|Background: Visceral leishmaniasis (VL) is a parasitic vector-borne neglected tropical disease (NTD), transmitted by sand flies. VL is endemic in Sudan, where it is mainly caused by Leishmania donovani. The WHO targets in Sudan are 100% detection and treatment of cases by 2020. However, with current control measures an estimated 80% of the cases remain undetected and untreated. Therefore additional intervention measures seem necessary, such as active case finding or potentially a vaccine. In this study we analysed a longitudinal dataset from Mushrau Koka, a village in East Sudan, to obtain insight in 1) the immune response of people against L. donovani over time, 2) the risk factors for development of subclinical or clinical infection and 3) the possible protective effect of previous infections. The aim of this study was to investigate the potential effectiveness of a vaccine as an intervention tool for VL control in Sudan.
Methods: A longitudinal epidemiological study was conducted in Mushrau Koka, Sudan between 1994 and 1996, using 5 different surveys. Various data regarding VL were collected from 1142 persons, among others about age, sex, place of birth, weight, length, medical history, clinical signs and whether VL was diagnosed. All individuals were also tested for antibodies against Leishmania parasites by using the direct agglutination test (DAT, humoral immunity), and the leishmanin skin test (LST, cellular immunity).

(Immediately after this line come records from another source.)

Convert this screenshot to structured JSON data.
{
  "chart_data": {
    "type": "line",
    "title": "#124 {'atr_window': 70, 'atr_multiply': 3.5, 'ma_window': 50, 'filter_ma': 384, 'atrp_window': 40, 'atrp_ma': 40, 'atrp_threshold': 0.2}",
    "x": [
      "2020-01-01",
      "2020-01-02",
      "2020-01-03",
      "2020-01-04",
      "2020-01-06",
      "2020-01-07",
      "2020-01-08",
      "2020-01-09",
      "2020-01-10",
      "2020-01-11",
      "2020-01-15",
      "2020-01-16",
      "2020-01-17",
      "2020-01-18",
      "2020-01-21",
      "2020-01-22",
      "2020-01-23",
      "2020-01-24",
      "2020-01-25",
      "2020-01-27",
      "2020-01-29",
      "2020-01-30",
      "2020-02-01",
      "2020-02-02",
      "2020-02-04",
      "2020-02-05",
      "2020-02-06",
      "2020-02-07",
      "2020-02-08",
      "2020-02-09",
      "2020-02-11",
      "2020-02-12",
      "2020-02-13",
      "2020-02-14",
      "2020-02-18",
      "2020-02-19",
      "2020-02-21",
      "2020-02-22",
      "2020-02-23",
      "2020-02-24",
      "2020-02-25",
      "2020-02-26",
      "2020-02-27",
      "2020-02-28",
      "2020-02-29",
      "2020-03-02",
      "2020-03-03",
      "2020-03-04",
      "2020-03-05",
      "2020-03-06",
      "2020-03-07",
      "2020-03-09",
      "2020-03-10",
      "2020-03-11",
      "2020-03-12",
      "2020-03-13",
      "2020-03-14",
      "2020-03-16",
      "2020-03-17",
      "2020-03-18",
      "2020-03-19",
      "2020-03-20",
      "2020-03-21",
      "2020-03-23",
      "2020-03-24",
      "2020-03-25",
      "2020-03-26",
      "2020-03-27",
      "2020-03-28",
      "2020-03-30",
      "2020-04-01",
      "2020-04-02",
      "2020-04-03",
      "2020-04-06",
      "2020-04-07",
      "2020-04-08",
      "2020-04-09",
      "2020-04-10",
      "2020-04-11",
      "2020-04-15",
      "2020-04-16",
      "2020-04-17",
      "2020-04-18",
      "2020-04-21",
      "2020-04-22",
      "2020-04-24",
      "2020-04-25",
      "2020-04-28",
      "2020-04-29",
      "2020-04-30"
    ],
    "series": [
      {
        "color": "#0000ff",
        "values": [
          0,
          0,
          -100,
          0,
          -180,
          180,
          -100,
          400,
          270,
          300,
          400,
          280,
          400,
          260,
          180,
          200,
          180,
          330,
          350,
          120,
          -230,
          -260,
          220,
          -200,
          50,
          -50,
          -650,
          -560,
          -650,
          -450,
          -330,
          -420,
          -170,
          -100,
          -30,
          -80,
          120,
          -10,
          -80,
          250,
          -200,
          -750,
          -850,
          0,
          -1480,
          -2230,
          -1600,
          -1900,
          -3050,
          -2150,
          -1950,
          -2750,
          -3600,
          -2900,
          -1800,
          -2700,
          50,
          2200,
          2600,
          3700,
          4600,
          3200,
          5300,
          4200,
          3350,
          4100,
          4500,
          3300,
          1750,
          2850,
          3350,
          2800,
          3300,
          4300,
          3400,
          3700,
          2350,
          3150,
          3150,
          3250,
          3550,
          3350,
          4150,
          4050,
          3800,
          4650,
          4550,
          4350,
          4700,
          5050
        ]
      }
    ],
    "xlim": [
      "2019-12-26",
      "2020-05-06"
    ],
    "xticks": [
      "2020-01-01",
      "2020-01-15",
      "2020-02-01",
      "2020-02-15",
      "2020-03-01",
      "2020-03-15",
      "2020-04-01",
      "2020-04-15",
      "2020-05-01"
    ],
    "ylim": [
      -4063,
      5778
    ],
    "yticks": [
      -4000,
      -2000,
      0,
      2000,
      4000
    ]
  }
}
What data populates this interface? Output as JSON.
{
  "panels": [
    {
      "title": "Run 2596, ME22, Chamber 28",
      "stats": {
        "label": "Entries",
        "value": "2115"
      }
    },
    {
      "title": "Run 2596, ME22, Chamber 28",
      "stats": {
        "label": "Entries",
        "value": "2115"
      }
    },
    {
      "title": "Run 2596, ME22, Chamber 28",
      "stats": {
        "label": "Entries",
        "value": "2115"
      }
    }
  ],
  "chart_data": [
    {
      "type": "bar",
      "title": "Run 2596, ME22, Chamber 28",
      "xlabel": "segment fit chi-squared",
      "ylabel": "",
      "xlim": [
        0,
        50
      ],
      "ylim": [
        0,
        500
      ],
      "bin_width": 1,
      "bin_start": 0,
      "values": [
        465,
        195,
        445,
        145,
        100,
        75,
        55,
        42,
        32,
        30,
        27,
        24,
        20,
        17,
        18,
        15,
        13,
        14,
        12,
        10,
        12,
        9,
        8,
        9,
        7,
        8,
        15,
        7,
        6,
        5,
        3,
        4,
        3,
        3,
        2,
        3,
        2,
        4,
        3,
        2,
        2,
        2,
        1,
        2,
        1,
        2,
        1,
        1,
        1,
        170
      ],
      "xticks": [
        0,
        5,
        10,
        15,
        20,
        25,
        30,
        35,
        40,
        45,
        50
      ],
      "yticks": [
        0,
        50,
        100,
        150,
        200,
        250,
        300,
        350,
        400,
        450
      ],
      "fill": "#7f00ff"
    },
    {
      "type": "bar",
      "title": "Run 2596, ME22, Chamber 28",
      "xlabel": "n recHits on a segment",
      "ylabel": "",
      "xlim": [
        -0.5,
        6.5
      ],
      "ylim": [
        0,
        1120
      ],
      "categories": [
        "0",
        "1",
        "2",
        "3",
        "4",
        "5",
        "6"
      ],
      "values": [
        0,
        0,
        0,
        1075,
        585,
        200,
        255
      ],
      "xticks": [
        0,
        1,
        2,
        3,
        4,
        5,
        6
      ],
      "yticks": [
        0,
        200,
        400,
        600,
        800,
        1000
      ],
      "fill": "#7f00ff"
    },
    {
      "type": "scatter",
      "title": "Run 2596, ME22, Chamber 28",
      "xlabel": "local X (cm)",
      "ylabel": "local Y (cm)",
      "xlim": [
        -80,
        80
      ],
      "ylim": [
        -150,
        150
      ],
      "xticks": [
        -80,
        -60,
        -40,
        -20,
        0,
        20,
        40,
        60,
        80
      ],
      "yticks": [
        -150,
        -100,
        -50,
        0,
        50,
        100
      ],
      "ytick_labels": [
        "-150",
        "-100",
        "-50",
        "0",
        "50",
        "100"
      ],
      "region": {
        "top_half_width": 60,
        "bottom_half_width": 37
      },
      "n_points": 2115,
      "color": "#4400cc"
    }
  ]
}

Results: The current leishmaniasis control programme in Sudan is not sufficient to achieve the WHO targets of 100% detection and treatment. Currently, there are VL vaccines in development, but it can take a long time before effective vaccines are available for the field. If an effective human vaccine comes available, it will likely be implementable in the current vaccine program in Sudan. Clinical VL incidence was found to be higher in persons with a high DAT titer, (between 1:25600 and 1:102400), than in persons with a low (1:200 to 1:800) or medium (1:1600 to 1:12800) DAT titer. LST positivity was found to increase with higher age. Contrary to our expectations, in Mushrau Koka, LST positivity did not show a protective effect against developing VL (diagnosed in retrospect). VL incidence was found to be higher in men than in women. In literature we found that VL incidence is higher in people with a household member with VL. These risk factors could assist in formulating additional intervention tools for VL control in Sudan.
Conclusions: This study did not show a protective effect of previous exposure to L. donovani. Since it might also take a long time before an effective human vaccine comes available, we suggest that additional interventions should focus on screening people in high risk groups, such as house hold members of a clinical VL case, with a diagnostic test (DAT), and follow up individuals with a high DAT titer, to increase the detection and treatment rates in Sudan.